Fausto Melotti: I magnifici sette
May 9 - July 30, 2010
New York | 21st Street
Gladstone Gallery is pleased to announce I magnifici sette by Italian artist Fausto Melotti. A quiet presence throughout the twentieth century, Melotti began exhibiting his work in the 1930s after studying both music and science. Primarily known for sculpture, his initial ceramic Teatrini—poetic dioramas in which lyrical figuration populates miniature theaters—gave way in the 1950s to abstract works composed of elegantly composed brass, wire, and other metals. His background informed his new formal language in which the plastic manifestation of material and form found a corollary in the almost mathematical elegance of both the rhythms and visual structures of music and musical notation. As Melotti said, “Art is an angelic, geometric feeling. It addresses the intellect, not the senses.” In his works, poetic structures of feeling find a medium in response to self-contained abstract forms regardless of haptic modeling, much in the way music conveys meaning through an immaterial sonic construction.
This exhibition will present one monumental work I magnifici sette (The magnificent seven), 1973, a brass and stainless steel sculpture in which seven abstract forms recall the seven disciplines classically defined as the liberal arts—the fields of study that the ancient Greeks thought allowed for a rational understanding of the world. In Melotti’s depiction, seven window-like forms contain rhythmic patterns of geometries bound less by platonic ideals than by a more lyrical contemplation of composition, balance, and order. Recalling non-western forms of musical notation, this sculpture’s quasi-linguistic ordering provokes both contemplation and a necessary respect for the universal presence of the unexpected and uncertain. Of this poetic sensibility of uncertainty Melotti said in his 1963 aphorism: “It is not for us to know, though a genius might, whether the thousand effervescent thoughts, so much in contrast today, like never before, are beginning to agree like the voices in a choir, to finally emerge together in a single voice or whether it shall all collapse in a dark torrent…. We would be content if it were the wind of the Elysian fields, shaking and rattling the empty and sensitive pipes.”

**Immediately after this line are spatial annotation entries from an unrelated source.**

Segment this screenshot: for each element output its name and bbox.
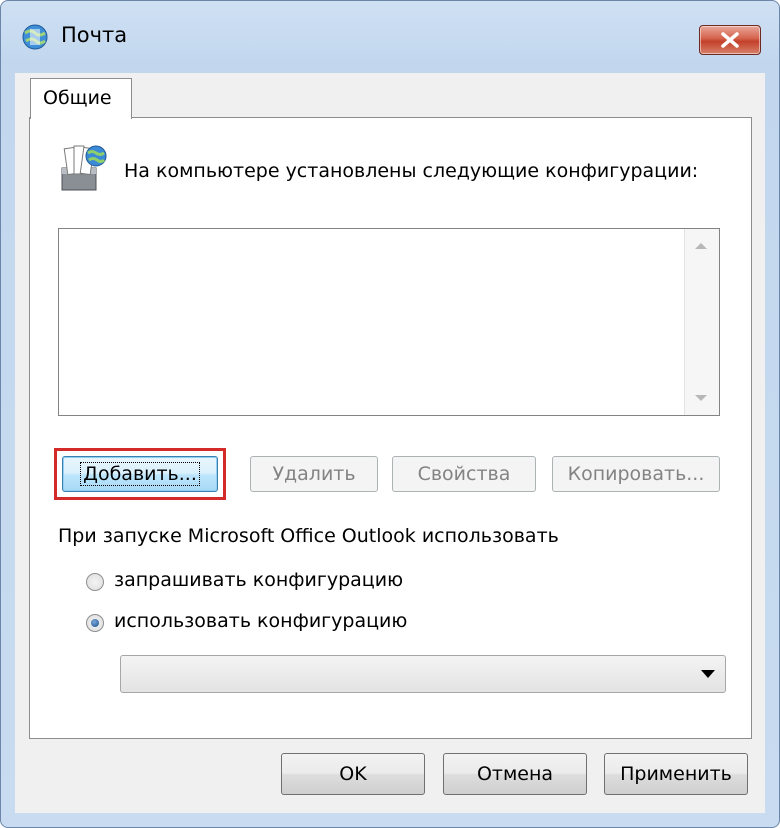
radio-prompt-config-label: запрашивать конфигурацию	[114, 569, 404, 591]
radio-use-config[interactable]	[86, 614, 104, 632]
radio-use-config-label: использовать конфигурацию	[114, 610, 408, 632]
radio-prompt-config[interactable]	[86, 573, 104, 591]
window-title: Почта	[61, 23, 128, 47]
properties-button-label: Свойства	[417, 463, 511, 485]
list-scrollbar[interactable]	[684, 229, 719, 415]
scroll-down-arrow-icon[interactable]	[695, 395, 707, 401]
general-tab-panel	[29, 117, 752, 739]
cancel-button-label: Отмена	[476, 763, 554, 785]
ok-button[interactable]: OK	[281, 753, 425, 795]
copy-button-label: Копировать...	[567, 463, 705, 485]
chevron-down-icon[interactable]	[701, 670, 715, 678]
copy-button[interactable]: Копировать...	[552, 456, 720, 492]
remove-button-label: Удалить	[272, 463, 356, 485]
configuration-dropdown[interactable]	[120, 655, 726, 693]
startup-label: При запуске Microsoft Office Outlook исп…	[58, 525, 559, 547]
mail-globe-icon	[21, 23, 49, 51]
scroll-up-arrow-icon[interactable]	[695, 243, 707, 249]
mail-folder-icon	[54, 138, 112, 196]
remove-button[interactable]: Удалить	[250, 456, 378, 492]
title-bar[interactable]: Почта	[1, 1, 779, 73]
tab-general[interactable]: Общие	[30, 78, 132, 119]
tab-general-label: Общие	[43, 87, 112, 109]
cancel-button[interactable]: Отмена	[443, 753, 587, 795]
apply-button[interactable]: Применить	[604, 753, 748, 795]
close-icon	[721, 32, 739, 48]
apply-button-label: Применить	[620, 763, 732, 785]
close-button[interactable]	[699, 25, 761, 55]
add-button-highlight	[54, 448, 226, 500]
configurations-list[interactable]	[58, 228, 720, 416]
configurations-intro-text: На компьютере установлены следующие конф…	[124, 160, 699, 182]
properties-button[interactable]: Свойства	[392, 456, 536, 492]
ok-button-label: OK	[339, 763, 367, 785]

Born in Rovereto, Italy, to a musical family, Fausto Melotti (1901-1986) began studying music, mathematics and physics before enrolling at the prestigious Accademia di Belle Arti di Brera in Milan where he befriended fellow artist Lucio Fontana. His first exhibition was at the Galleria del Milione in Milan in 1935. The Museum am Ostwall Dortmund held the first retrospective of his work in 1971. He exhibited in both Italy and abroad up until his death. The1986 Venice Biennale opened with a major exhibition of Melotti’s work, earning him a posthumous Leone d’Oro.